CAN AMD RESPOND?
Intel isn’t just sticking an AMD graphics chip into the same package as its CPUs. Intel also now plans to compete directly in the high-performance GPU market with its own in-house designs. The endgame seems pretty clear—namely a unified high-performance solution that combines full CPU and graphics capabilities, and pushes all of Intel’s major competitors in the performance PC market to the sidelines.
But hang on: There’s another company that has both high-performance x86 CPU and graphics technology. That’s AMD, and in fact, it’s the only company that currently has both in-house. For Intel, high-performance in-house graphics is merely an aspiration at the moment. If Intel’s big new idea with its CPUGPU package is so clever, surely AMD can simply do its own version long before Intel can catch up on the graphics side?
On paper, that’s true. In practice, AMD struggles to sell its products at the high end, even when competitive. AMD could very well produce an outstanding CPU-GPU package and struggle to get OEM PC builders to adopt it. It just doesn’t have the marketing clout to fight off Intel’s aggressive tactics.
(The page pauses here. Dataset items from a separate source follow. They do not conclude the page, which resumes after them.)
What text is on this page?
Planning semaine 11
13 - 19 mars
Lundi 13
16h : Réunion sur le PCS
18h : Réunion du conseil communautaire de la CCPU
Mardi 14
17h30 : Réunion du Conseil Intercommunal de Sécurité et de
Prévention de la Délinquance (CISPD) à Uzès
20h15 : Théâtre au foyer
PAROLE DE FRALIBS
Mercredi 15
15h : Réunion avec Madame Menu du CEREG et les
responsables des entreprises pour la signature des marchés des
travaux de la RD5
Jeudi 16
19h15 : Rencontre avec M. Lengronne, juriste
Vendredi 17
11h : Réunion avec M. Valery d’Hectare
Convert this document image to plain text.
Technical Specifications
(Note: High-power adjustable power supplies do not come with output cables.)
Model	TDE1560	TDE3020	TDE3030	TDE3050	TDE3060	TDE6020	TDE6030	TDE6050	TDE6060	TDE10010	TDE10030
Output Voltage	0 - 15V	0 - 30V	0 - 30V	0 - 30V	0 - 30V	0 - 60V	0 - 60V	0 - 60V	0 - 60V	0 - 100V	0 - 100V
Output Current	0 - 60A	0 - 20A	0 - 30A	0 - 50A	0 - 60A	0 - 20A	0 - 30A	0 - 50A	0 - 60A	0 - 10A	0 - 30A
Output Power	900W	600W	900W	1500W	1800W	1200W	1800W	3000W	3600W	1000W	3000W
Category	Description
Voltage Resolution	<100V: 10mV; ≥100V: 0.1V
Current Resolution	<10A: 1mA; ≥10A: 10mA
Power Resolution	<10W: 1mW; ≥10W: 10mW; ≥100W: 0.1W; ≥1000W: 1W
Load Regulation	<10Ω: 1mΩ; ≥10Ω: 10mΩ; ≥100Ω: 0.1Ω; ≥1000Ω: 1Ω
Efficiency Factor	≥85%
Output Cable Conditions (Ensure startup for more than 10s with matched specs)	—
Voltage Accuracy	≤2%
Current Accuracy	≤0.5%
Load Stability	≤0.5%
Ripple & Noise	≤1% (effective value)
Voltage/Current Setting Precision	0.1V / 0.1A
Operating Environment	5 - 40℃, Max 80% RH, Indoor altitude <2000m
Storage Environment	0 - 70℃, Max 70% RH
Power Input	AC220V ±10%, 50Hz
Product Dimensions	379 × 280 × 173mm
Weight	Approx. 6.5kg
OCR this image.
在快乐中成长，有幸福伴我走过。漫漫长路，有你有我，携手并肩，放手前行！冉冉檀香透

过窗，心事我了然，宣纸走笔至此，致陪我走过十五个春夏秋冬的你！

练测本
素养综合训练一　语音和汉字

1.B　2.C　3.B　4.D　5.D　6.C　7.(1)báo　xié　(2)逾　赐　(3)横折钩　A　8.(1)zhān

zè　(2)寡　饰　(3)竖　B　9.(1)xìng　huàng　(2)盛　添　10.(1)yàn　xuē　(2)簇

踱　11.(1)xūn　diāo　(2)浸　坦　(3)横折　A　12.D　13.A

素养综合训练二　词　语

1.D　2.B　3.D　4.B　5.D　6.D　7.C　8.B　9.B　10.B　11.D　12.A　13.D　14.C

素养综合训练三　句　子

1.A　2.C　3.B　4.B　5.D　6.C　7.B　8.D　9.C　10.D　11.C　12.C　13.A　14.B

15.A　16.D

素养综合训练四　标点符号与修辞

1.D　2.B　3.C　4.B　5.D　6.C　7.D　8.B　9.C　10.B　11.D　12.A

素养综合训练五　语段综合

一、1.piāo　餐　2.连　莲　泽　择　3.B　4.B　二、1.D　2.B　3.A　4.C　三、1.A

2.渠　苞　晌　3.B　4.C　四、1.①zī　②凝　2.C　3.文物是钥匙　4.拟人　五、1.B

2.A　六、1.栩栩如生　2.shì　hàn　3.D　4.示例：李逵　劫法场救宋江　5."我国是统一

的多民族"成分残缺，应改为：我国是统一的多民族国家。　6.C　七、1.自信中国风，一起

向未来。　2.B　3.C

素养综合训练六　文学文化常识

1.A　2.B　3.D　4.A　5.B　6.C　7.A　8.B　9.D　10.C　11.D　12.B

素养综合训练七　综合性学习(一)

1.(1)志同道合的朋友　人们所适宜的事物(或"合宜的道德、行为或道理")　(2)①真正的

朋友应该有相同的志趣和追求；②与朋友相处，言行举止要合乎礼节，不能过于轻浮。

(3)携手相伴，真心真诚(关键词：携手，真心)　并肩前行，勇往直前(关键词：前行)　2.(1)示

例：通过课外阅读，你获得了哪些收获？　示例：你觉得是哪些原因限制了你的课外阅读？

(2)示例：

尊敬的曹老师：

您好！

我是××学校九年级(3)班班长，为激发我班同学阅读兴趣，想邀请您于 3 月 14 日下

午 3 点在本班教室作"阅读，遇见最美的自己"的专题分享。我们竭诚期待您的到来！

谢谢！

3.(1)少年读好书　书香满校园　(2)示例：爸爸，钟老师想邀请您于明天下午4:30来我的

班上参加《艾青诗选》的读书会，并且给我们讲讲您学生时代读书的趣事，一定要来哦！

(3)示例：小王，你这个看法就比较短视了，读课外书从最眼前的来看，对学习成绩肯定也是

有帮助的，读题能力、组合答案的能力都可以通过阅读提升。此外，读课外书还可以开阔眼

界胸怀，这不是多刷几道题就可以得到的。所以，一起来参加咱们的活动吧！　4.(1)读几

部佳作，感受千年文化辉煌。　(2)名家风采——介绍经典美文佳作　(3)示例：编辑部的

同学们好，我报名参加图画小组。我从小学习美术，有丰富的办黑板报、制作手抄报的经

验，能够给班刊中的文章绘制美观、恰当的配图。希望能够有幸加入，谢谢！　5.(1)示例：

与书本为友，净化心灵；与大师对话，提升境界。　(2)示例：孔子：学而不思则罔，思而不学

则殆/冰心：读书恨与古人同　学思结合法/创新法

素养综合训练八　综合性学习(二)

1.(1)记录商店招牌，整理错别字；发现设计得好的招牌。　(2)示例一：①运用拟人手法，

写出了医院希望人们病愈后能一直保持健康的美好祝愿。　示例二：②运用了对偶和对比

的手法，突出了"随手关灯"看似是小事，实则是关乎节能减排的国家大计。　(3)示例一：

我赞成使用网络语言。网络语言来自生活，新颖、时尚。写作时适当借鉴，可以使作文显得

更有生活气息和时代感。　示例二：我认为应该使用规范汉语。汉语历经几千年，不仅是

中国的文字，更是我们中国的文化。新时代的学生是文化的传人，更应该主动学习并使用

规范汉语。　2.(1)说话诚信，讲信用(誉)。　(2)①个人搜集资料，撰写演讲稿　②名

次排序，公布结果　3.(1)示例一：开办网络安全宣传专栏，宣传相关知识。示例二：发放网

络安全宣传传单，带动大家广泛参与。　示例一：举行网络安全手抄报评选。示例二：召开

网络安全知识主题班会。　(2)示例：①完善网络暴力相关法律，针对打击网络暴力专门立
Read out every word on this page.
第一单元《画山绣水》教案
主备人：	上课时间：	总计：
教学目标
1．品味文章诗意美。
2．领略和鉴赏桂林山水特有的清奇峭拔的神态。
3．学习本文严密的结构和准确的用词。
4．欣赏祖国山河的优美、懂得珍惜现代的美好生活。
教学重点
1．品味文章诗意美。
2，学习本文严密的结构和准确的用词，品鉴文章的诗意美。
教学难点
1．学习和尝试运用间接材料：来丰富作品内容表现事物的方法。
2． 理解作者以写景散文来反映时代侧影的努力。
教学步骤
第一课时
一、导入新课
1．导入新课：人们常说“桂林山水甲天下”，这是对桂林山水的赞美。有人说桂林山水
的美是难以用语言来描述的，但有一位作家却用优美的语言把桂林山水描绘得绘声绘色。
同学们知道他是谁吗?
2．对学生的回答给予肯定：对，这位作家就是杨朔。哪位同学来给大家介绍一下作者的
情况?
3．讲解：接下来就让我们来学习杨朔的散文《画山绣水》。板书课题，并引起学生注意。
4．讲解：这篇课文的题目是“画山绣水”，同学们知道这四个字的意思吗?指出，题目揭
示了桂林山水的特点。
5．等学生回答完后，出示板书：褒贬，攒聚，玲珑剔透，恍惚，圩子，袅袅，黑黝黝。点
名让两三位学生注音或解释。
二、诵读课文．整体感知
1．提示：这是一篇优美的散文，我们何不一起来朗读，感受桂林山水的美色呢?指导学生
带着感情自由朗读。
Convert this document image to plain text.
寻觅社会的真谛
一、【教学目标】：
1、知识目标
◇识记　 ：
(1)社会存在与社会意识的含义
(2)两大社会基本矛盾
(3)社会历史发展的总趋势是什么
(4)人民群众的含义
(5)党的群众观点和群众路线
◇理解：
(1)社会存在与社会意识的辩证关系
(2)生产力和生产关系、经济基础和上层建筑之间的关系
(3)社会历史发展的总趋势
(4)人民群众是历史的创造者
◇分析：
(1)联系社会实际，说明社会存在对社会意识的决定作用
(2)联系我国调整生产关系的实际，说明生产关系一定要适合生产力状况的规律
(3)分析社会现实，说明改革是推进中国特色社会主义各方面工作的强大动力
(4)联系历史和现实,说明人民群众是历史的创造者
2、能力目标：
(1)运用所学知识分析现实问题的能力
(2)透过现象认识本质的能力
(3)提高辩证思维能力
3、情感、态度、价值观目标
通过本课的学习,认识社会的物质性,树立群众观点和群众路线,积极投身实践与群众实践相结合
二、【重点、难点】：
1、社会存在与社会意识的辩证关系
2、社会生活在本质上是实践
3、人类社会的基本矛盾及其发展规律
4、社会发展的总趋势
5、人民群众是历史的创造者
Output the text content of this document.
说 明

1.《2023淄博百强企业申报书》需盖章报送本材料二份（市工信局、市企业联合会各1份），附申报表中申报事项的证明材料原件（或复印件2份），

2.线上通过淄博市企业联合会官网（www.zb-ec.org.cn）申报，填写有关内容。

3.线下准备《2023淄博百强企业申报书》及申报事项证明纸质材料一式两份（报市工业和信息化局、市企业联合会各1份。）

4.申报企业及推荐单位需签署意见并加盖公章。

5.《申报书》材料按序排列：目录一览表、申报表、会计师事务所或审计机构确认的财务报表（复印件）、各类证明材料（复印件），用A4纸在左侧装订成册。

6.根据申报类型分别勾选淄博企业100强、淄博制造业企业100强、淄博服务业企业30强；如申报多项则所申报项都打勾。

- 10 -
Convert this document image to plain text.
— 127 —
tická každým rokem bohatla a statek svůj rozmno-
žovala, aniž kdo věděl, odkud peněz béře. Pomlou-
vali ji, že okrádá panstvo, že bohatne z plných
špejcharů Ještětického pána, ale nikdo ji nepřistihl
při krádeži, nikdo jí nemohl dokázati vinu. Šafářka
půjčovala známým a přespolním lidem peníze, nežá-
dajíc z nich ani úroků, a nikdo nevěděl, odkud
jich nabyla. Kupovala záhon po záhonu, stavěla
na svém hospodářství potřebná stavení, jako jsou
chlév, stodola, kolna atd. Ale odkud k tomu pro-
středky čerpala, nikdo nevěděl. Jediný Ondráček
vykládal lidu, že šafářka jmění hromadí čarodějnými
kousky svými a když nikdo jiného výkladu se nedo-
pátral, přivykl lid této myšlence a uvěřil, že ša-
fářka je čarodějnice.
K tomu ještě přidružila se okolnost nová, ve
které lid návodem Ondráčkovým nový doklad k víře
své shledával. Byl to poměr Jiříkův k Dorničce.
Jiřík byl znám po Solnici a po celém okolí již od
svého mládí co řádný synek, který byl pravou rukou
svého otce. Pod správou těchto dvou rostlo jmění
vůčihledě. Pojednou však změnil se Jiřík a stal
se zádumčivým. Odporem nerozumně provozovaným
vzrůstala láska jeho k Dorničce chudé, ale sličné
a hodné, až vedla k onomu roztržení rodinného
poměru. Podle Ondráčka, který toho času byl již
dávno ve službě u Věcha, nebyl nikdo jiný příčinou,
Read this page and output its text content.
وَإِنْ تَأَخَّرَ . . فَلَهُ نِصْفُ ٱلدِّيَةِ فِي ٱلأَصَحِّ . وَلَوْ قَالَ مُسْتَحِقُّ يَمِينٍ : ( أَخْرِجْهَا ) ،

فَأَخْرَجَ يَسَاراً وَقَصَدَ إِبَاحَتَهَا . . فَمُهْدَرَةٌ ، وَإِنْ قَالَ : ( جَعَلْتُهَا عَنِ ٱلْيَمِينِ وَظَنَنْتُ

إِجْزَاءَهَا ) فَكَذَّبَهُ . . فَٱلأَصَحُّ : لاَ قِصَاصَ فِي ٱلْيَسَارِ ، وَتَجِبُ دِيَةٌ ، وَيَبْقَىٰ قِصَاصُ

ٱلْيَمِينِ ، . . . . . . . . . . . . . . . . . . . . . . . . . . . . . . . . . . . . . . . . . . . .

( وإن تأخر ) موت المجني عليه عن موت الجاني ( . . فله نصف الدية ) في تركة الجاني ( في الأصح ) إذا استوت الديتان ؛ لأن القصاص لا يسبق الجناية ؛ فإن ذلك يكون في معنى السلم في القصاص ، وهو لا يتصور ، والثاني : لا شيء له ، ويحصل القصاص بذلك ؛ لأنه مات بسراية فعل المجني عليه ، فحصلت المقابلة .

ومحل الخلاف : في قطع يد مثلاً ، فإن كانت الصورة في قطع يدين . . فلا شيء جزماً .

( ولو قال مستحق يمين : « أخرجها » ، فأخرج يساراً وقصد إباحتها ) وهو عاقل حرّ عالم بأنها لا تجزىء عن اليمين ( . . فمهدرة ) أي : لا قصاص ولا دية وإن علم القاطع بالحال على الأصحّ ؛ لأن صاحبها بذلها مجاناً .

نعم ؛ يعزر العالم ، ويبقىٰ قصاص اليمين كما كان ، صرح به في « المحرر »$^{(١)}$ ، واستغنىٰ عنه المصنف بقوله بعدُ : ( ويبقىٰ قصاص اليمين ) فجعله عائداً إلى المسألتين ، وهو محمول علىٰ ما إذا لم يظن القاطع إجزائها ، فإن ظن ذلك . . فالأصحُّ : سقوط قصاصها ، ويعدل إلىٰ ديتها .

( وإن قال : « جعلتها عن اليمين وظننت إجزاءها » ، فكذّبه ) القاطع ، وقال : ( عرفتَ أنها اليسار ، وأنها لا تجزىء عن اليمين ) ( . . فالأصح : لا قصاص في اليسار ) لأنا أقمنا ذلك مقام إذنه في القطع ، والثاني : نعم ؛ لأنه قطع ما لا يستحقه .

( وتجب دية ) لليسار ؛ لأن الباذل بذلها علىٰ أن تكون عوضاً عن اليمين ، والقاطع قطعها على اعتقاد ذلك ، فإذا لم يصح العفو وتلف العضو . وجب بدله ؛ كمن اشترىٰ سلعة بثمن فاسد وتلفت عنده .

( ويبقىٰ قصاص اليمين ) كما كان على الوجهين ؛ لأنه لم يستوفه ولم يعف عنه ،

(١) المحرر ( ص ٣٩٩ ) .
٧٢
Oh, and if you are wondering, AMD’s new CPU-GPU chips, or APUs, codenamed Raven Ridge, are not competitors for the Intel package, with performance AMD graphics and HBM2 memory inside. Currently, Raven Ridge is available in two Ryzen APU models: the Ryzen 7 2700U and Ryzen 5 2500U, both aimed at laptop PCs. Yes, Raven Ridge does combine AMD’s fantastic new Ryzen CPU with its latest Vega graphics. In fact, it does so on the same slice of silicon, not just in the same package. But it’s that tight integration that reveals the real target for Raven Ridge: Intel’s existing laptop processors with integrated graphics. The top Ryzen 7 2700U version of Raven Ridge offers 10 AMD graphics compute units, which works out at 640 unified shaders. That compares with 1,536 shaders in the Intel-AMD product, albeit of a slightly different spec.
Raven Ridge is also a conventional APU in that the GPU part of the chip must share access to memory with the CPU via a standard memory controller. With current PC system memory performance, that pretty much makes it impossible to support high-resolution 3D graphics. CPU memory controllers and DDR4 RAM don’t offer nearly enough bandwidth for the GPU alone, let alone when sharing resources with the CPU.